Medical Ethics Flashcards
What are a set of moral standards and code for behavior?
medical ethics
What is what people perceive to be right or good?
morality
What guides individual interactions with others and society?
code for behavior
What are the principles of biomedical ethics?
- autonomy
- beneficence
- nonmaleficence
- justice
What is used to inform, guide, and shade behaviors/decisions?
principles of biomedical ethics
Describe autonomy?
- patients make their own decisions
- must be voluntary and informed
- must be competent
- treat with dignity and respect
What are the responsibilities associated with autonomy?
- patient confidentiality
- honest communication
- informed consent/refusal of treatment
What includes providing adequate information that is comprehendible to a competent patient or patient surrogate such as mutual participation, respect, and shared decision making?
informed consent
What is the ultimate goal of informed consent?
patient understanding, not just agreement with the recommended treatment and not just a signature
What should be conversational, not authoritative?
informed consent
What are the components of informed consent?

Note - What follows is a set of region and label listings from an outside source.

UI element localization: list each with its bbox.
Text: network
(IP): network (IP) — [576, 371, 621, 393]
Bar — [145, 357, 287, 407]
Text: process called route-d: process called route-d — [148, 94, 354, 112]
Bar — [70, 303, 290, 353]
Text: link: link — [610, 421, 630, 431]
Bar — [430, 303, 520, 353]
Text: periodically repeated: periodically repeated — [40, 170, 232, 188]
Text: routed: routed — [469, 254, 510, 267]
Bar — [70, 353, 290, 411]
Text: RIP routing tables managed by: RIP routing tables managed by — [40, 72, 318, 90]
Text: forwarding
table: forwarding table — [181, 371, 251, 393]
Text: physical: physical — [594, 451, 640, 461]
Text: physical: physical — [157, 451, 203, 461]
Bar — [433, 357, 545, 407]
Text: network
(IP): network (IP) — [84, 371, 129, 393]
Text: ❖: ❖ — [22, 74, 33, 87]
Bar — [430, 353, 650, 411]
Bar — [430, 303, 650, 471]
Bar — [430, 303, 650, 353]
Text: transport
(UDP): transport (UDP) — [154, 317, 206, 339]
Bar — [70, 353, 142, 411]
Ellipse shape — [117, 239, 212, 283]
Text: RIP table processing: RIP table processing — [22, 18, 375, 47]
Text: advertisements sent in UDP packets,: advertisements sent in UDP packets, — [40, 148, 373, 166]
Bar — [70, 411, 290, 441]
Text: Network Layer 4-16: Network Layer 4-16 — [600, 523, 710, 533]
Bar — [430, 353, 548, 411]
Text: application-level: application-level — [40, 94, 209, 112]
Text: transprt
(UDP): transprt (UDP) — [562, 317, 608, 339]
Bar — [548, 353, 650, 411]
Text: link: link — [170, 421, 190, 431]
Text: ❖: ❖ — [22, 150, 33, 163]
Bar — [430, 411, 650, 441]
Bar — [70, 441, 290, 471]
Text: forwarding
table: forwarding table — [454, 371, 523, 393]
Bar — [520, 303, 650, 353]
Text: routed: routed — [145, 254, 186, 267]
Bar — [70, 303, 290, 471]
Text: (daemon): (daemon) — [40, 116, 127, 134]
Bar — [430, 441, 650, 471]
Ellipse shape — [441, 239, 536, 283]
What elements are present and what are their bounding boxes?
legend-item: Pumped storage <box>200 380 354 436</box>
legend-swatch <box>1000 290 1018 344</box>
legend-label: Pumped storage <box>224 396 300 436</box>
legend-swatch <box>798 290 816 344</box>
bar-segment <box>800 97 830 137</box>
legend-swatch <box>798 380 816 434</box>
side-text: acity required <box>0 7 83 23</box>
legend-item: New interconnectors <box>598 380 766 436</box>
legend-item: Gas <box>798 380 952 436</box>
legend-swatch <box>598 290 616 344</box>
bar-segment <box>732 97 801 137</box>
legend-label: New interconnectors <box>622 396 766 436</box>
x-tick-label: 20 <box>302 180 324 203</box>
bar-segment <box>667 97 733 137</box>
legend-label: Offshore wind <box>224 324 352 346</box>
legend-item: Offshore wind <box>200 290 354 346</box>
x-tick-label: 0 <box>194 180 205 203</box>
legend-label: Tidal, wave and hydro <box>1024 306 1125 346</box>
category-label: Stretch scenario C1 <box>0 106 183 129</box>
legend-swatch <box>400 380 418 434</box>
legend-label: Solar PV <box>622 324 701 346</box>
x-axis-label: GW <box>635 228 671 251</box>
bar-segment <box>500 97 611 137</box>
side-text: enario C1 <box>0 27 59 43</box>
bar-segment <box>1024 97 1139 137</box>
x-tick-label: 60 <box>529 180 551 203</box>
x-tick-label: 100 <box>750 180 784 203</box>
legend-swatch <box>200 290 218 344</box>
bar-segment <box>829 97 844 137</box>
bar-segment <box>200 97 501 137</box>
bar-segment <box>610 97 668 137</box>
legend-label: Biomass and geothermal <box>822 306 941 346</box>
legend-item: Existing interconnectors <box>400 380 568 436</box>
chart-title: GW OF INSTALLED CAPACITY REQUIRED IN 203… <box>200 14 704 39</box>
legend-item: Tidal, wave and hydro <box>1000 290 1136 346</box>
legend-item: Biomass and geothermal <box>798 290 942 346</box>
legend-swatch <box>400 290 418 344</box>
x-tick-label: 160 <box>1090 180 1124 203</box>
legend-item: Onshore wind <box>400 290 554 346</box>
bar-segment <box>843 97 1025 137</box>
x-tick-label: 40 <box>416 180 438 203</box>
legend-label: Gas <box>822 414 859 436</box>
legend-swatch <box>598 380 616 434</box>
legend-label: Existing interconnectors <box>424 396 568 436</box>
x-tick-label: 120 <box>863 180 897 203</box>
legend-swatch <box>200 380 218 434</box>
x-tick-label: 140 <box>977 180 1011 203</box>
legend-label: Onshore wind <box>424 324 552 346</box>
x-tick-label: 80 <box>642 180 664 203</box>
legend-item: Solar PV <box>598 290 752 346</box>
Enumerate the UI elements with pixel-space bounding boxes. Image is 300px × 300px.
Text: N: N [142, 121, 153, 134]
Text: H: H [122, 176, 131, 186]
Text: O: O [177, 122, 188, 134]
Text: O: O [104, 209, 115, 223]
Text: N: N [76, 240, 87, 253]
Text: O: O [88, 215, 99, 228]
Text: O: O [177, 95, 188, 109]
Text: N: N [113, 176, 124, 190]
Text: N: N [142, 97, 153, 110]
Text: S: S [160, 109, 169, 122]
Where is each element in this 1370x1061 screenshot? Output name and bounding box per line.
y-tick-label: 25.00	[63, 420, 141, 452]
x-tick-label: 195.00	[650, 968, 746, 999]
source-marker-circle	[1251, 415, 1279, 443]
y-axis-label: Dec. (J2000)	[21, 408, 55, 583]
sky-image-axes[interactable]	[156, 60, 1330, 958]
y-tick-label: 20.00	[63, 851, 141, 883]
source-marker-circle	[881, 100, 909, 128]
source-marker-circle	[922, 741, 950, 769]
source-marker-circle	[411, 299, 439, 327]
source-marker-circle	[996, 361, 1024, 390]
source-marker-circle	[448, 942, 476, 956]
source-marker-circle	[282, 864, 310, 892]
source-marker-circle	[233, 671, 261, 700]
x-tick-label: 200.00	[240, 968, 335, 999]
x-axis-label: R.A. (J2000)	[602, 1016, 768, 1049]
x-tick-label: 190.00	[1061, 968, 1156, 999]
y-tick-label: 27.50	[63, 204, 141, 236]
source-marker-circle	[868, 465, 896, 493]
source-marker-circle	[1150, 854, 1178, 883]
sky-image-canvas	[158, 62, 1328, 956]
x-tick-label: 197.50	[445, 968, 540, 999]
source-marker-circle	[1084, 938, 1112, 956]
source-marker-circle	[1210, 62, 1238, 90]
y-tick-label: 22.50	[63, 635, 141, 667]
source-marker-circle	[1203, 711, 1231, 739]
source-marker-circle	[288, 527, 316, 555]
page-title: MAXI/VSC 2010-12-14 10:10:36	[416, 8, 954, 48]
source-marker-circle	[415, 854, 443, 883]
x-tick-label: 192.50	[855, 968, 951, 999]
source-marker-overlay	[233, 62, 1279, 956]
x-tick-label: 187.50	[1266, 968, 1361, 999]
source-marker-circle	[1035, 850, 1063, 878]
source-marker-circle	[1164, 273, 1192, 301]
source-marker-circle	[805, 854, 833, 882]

- diagnosis/recommendation for treatment
- nature of recommended procedure/treatment
- risks and benefits
- alternatives to recommended procedure
- identity, credentials and experience of those performing the procedure
- cost of procedure
What must be signed, dated, and time-stamped?
informed consent
What are the requirements of informed consent?
- understand relevant information
- appreciate medical condition and consequences
- communicate a choice
- discuss own values in relation to provider’s recommendation
- provider’s judgment
What is the ability to understand the nature and consequences of the procedure or treatment that the patient is being asked to undergo?
competency
What is the practice of overriding or ignoring preferences of patients in order to benefit them or enhance their welfare?
paternalism
What “trumps” autonomy due to it being the best interest of the patient?
Beneficence
What is the promotion of the well-being of others and is the guiding purpose in healthcare (here to help others get better)?
beneficence
What are the moral rules of beneficence?
- protect and defend the rights of others
- prevent harm from occurring to others
- remove conditions that will cause harm to others
- help persons with disabilities
What is non deliberately causing harm to others, “do no harm”?
nonmaleficence
What are the moral rules associated with nonmaleficence?
- do not kill
- do not cause pain or suffering
- do not incapacitate
- do not cause offense
- do not deprive others of the goods of life
What is taking sufficient and appropriate care to avoid causing harm to a patient given what the circumstances would demand of a reasonable and prudent health professional?
due care
What is the absence of due care, intentionally causing harm, or unintentionally, but carelessly imposing risk of harm?
negligence
What is the rule of double effect?
distinction between intended effects and merely foreseen effects
-single act: 1 good effect and 1 bad effect
What are the conditions that must be met for the rule of double effect?
- nature of the act must be good
- the agent’s intention must be only the good effect
- the distinction between means and effects (bad effect must not be a means to the good effect)
- proportionality between the good and bad effect (good must outweigh the bad)
What is associated with the fair and equitable distribution of benefits and burdens and treating others equally?